Upon invading Poland, the Nazis took their anti-Semitic campaign further. Before the outbreak of war, their main efforts centered on isolating Jews through legislation and sporadic acts of violence, restricting Jewish livelihoods, confiscating Jewish property, and encouraging emigration. In Poland, they were confronted with the largest Jewish population in Europe. The Nazis forcibly segregated the Jews into sealed ghettos, where many died of starvation and disease. In 1941, when Hitler abrogated a non-aggression pact with Stalin and invaded Russia, the Nazis began a systematic program of genocide. Via mass executions, they murdered hundreds of thousands of Jews in the formerly Soviet-held territories. By 1942, they had devised a more efficient means of annihilation: the death camp. Millions of Jews and other people from all over Europe were brought to six industrial killing centers in Poland, where most were murdered in gas chambers and others worked and starved to death.

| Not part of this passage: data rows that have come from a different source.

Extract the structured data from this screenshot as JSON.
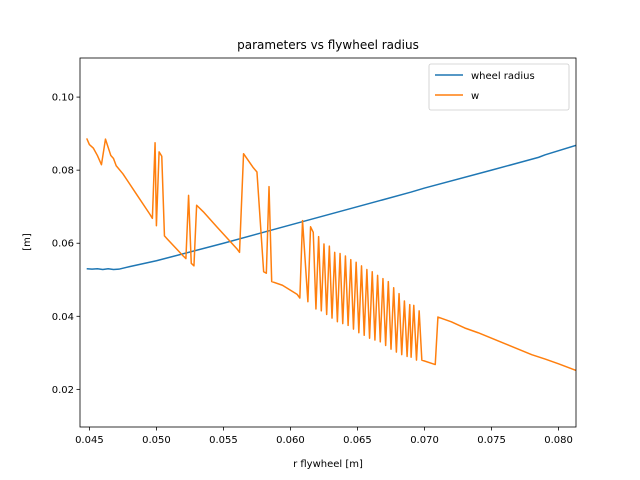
{
  "chart_data": {
    "type": "line",
    "title": "parameters vs flywheel radius",
    "xlabel": "r flywheel [m]",
    "ylabel": "[m]",
    "xlim": [
      0.0443,
      0.0813
    ],
    "ylim": [
      0.0097,
      0.1107
    ],
    "xticks": [
      0.045,
      0.05,
      0.055,
      0.06,
      0.065,
      0.07,
      0.075,
      0.08
    ],
    "xtick_labels": [
      "0.045",
      "0.050",
      "0.055",
      "0.060",
      "0.065",
      "0.070",
      "0.075",
      "0.080"
    ],
    "yticks": [
      0.02,
      0.04,
      0.06,
      0.08,
      0.1
    ],
    "ytick_labels": [
      "0.02",
      "0.04",
      "0.06",
      "0.08",
      "0.10"
    ],
    "grid": false,
    "legend_position": "top-right",
    "series": [
      {
        "name": "wheel radius",
        "color": "#1f77b4",
        "x": [
          0.0448,
          0.0452,
          0.0456,
          0.046,
          0.0464,
          0.0468,
          0.0472,
          0.048,
          0.05,
          0.055,
          0.06,
          0.065,
          0.069,
          0.07,
          0.075,
          0.0785,
          0.079,
          0.0813
        ],
        "y": [
          0.053,
          0.0529,
          0.053,
          0.0528,
          0.053,
          0.0528,
          0.0529,
          0.0536,
          0.0552,
          0.06,
          0.065,
          0.07,
          0.074,
          0.0751,
          0.08,
          0.0835,
          0.0842,
          0.0868
        ]
      },
      {
        "name": "w",
        "color": "#ff7f0e",
        "x": [
          0.0448,
          0.045,
          0.0453,
          0.0456,
          0.0459,
          0.0462,
          0.0466,
          0.0468,
          0.047,
          0.0475,
          0.0485,
          0.0495,
          0.0497,
          0.0499,
          0.05,
          0.0502,
          0.0504,
          0.0506,
          0.0508,
          0.052,
          0.0522,
          0.0524,
          0.0526,
          0.0528,
          0.053,
          0.0535,
          0.0545,
          0.056,
          0.0562,
          0.0565,
          0.0572,
          0.0575,
          0.058,
          0.0582,
          0.0584,
          0.0586,
          0.0594,
          0.0605,
          0.0607,
          0.0609,
          0.0613,
          0.0615,
          0.0617,
          0.0619,
          0.0621,
          0.0623,
          0.0625,
          0.0627,
          0.0629,
          0.0631,
          0.0633,
          0.0635,
          0.0637,
          0.0639,
          0.0641,
          0.0643,
          0.0645,
          0.0647,
          0.0649,
          0.0651,
          0.0653,
          0.0655,
          0.0657,
          0.0659,
          0.0661,
          0.0663,
          0.0665,
          0.0667,
          0.0669,
          0.0671,
          0.0673,
          0.0675,
          0.0677,
          0.0679,
          0.0681,
          0.0683,
          0.0685,
          0.0687,
          0.0689,
          0.069,
          0.0692,
          0.0694,
          0.0696,
          0.0698,
          0.0708,
          0.071,
          0.072,
          0.073,
          0.074,
          0.075,
          0.076,
          0.077,
          0.078,
          0.079,
          0.08,
          0.0813
        ],
        "y": [
          0.0887,
          0.087,
          0.086,
          0.084,
          0.0815,
          0.0885,
          0.084,
          0.0832,
          0.0812,
          0.079,
          0.0735,
          0.068,
          0.0668,
          0.0875,
          0.0648,
          0.085,
          0.0838,
          0.062,
          0.0612,
          0.0565,
          0.0558,
          0.0731,
          0.0545,
          0.0538,
          0.0704,
          0.0686,
          0.0645,
          0.0585,
          0.0575,
          0.0845,
          0.0808,
          0.0795,
          0.0522,
          0.0518,
          0.0755,
          0.0495,
          0.0485,
          0.046,
          0.045,
          0.0662,
          0.044,
          0.0645,
          0.063,
          0.042,
          0.0618,
          0.0415,
          0.0598,
          0.0405,
          0.0592,
          0.0395,
          0.0575,
          0.0385,
          0.0572,
          0.038,
          0.0565,
          0.0375,
          0.0555,
          0.0365,
          0.0548,
          0.0355,
          0.0538,
          0.0348,
          0.0528,
          0.034,
          0.0522,
          0.0335,
          0.0512,
          0.033,
          0.0503,
          0.032,
          0.0495,
          0.031,
          0.0478,
          0.0302,
          0.0462,
          0.0295,
          0.0442,
          0.029,
          0.0432,
          0.0288,
          0.043,
          0.028,
          0.0415,
          0.028,
          0.0268,
          0.0398,
          0.0385,
          0.0368,
          0.0355,
          0.034,
          0.0325,
          0.031,
          0.0295,
          0.0283,
          0.027,
          0.0252
        ]
      }
    ]
  }
}
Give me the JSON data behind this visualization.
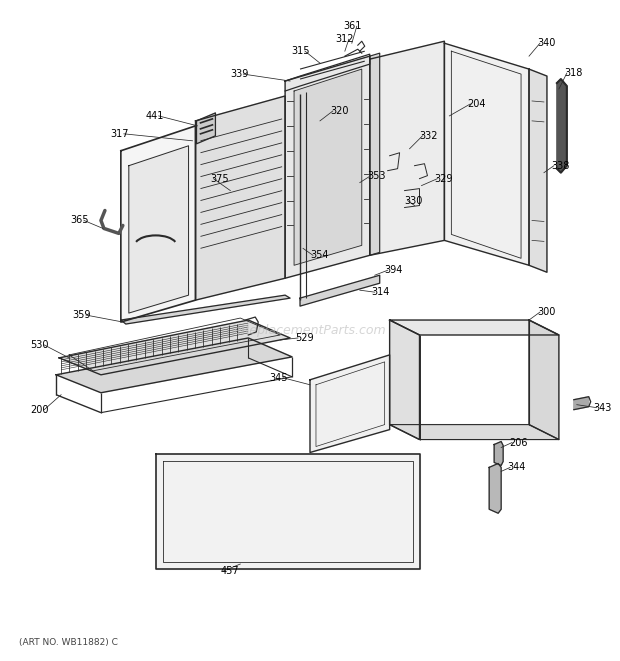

On May 9, 1945, after six devastating years, Great Britain and the United States proclaimed victory in Europe. The total number of World War II fatalities was estimated at a staggering thirty million. Six million of them were Jews. Nearly two-thirds of the entire Jewish population of Europe had been murdered.

Many of the Jewish survivors hoped to leave Europe and reconstruct their lives in Palestine. But restrictions on immigration, promulgated by the British White Paper of 1939, prevented their entry. They had to wait in displaced persons camps until the creation of the state of Israel in 1948. During this period, Jewry moved from the verge of annihilation to the threshold of national independence.